Unmarried children are eligible to file for lawful permanent resident immigrant status ("LPR" status or a "green card") as derivative applicants for Adjustment of Status (AOS) with their primary applicant parent until they turn twenty-one. Congress enacted the Child Status Protection Act (CSPA) in 2002 to provide a benefit to children at risk of "aging out" (exceeding the age of 21 before obtaining LPR status) by modifying the way that USCIS determined the age of an applicant child.1 Since the Department of State (DOS) established the two-chart ("Dates for Filing" and "Final Action Dates") visa bulletin process from October 2015 until earlier this year, the CSPA calculated a child's age as "visa availability date" (when current per the Final Action Date Chart) less the amount of time the immigrant petition (Form I-140, I-130 for example) was pending with USCIS.
On February 14, 2023, U.S. Citizenship and Immigration Services (USCIS) announced a policy change for redefining when a visa "becomes available" for calculating a child's age under CSPA.2 Under the new policy, a visa becomes available when an applicant either (1) has the ability to file for an Application to Register Permanent Residence or Adjust Status (Form I-485) under either the "Dates for Filing" or "Final Action Date" chart and seeks to acquire LPR status within the requisite timeframe, or (2) if the I-140 and I-485 petitions are filed concurrently and the underlying immigrant petition is approved after filing the I-485 application, then on the date the petition is approved.3 The Final Action Date Chart is no longer required to be current for an applicant child's age to be locked in under CSPA. Under the new policy, once a derivative child files for Adjustment of Status (AOS) under either chart, their CSPA age is considered their age at the time the visa became available less the amount of time the underlying immigrant petition (Form I-140, for example) has been pending. This is welcome news for the protection of aging out children, especially given the lengthy delays in processing times for all stages of the green card application process.
However, in recent months there has not been a large movement in priority dates under the Dates for Filing Chart. The retrogression of priority dates under the Dates for Filing Chart means there are still many dependent children unable to take advantage of the policy change for CSPA. Unmarried children will continue to lose their nonimmigrant status derived from their parents upon turning 21. Below are some scenarios for clients whose child may not be able to take advantage of filing an AOS before turning twenty-one.
I plan to file my AOS soon but have a child who is outside of the US. They are unable to enter the US before they turn twenty-one. Are there steps to apply for a green card before they age out (turn twenty-one)?

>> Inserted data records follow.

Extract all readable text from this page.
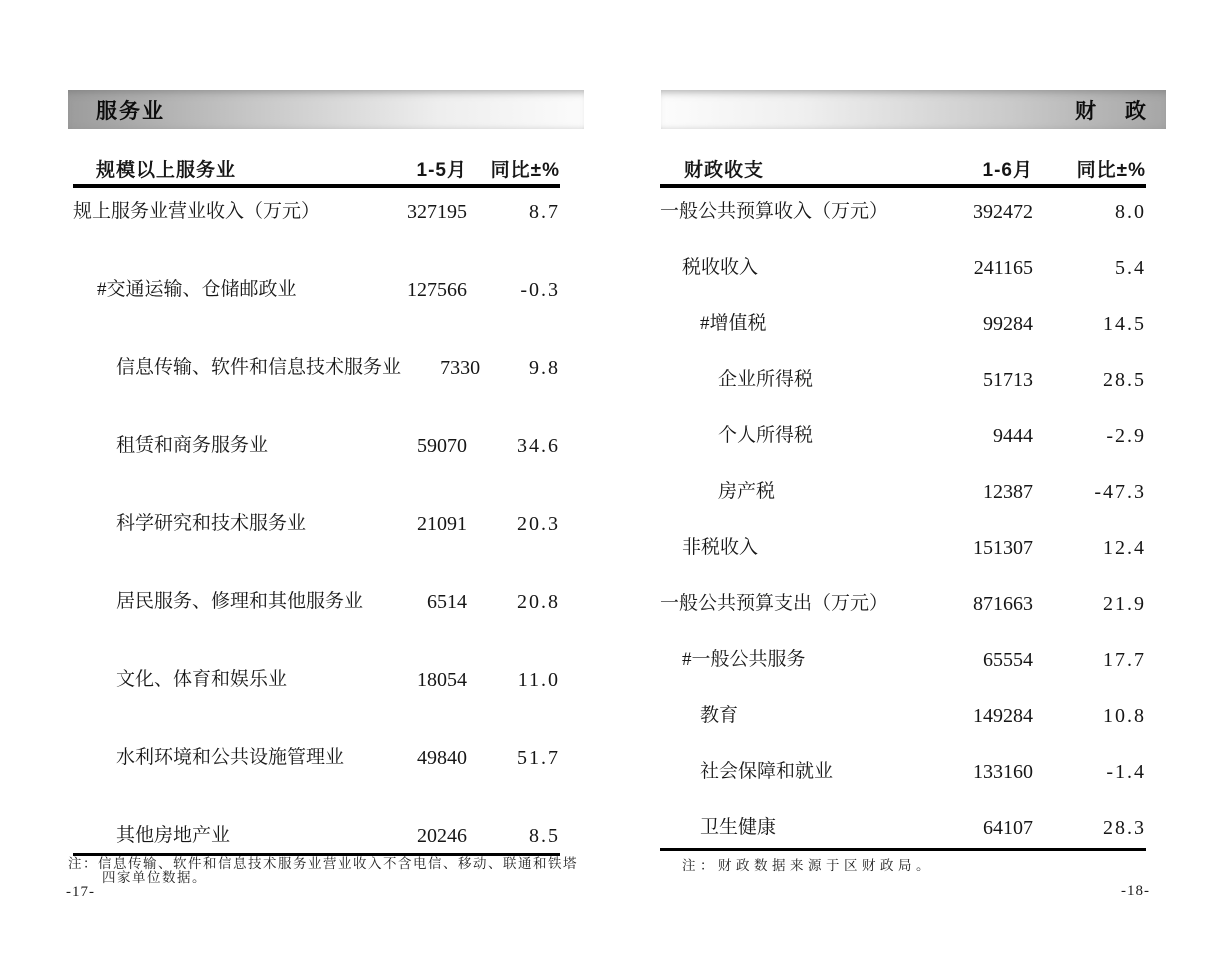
服务业
规模以上服务业	1-5月	同比±%
规上服务业营业收入（万元）	327195	8.7
#交通运输、仓储邮政业	127566	-0.3
信息传输、软件和信息技术服务业	7330	9.8
租赁和商务服务业	59070	34.6
科学研究和技术服务业	21091	20.3
居民服务、修理和其他服务业	6514	20.8
文化、体育和娱乐业	18054	11.0
水利环境和公共设施管理业	49840	51.7
其他房地产业	20246	8.5
注：信息传输、软件和信息技术服务业营业收入不含电信、移动、联通和铁塔四家单位数据。
-17-
财　政
财政收支	1-6月	同比±%
一般公共预算收入（万元）	392472	8.0
税收收入	241165	5.4
#增值税	99284	14.5
企业所得税	51713	28.5
个人所得税	9444	-2.9
房产税	12387	-47.3
非税收入	151307	12.4
一般公共预算支出（万元）	871663	21.9
#一般公共服务	65554	17.7
教育	149284	10.8
社会保障和就业	133160	-1.4
卫生健康	64107	28.3
注：财政数据来源于区财政局。
-18-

If you are the primary applicant of an AOS and your child is unmarried, not yet twenty-one, and overseas, I would recommend consulting with an immigration attorney to file a Form I-824 concurrently with your Form I-485 (AOS) application. While the policy change was only announced by USCIS and not DOS, there is a compelling argument that the intention of CSPA and USCIS's policy change is to protect as many children from long processing delays which would prevent them from obtaining their green card. Further, this USCIS policy update is not inconsistent with DOS's initial intent in creating the two-chart visa bulletin system.
My child is here on an L-2/H-4 and is studying at a US university. Their twenty-first is approaching, and priority dates have not progressed enough for us to file an AOS. What options are available to allow them to continue with their studies once they turn twenty-one and lose L-2/H-4 status?
If your child is studying in the US based on a nonimmigrant worker dependent visa but will soon turn twenty-one, they should file a change of status to a student visa, such as F-1, to prevent any disruption in their education. The change of status to F-1 would allow them to continue their studying at the university in the US.
My child has or will be graduating from a US university, but we are unable to file the AOS before they turn twenty-one. What options are available for them to remain in the US?
A child who has already completed their studies before turning twenty-one may find a sponsoring employer to secure their own temporary work visas. If they are currently in the US in F-1 status, they may obtain work authorization through OPT (Optional Practical Training) or STEM OPT after graduation. This will allow them additional time to find a sponsoring employer.
1. See Pub. L. 107-208 (PDF) (August 6, 2002).
2. See https://www.uscis.gov/newsroom/alerts/uscis-updates-child-status-protection-act-cspa-age-calculation-for-certain-adjustment-of-status
3. See https://www.uscis.gov/policy-manual/volume-7-part-a-chapter-7
The content of this article is intended to provide a general guide to the subject matter. Specialist advice should be sought about your specific circumstances.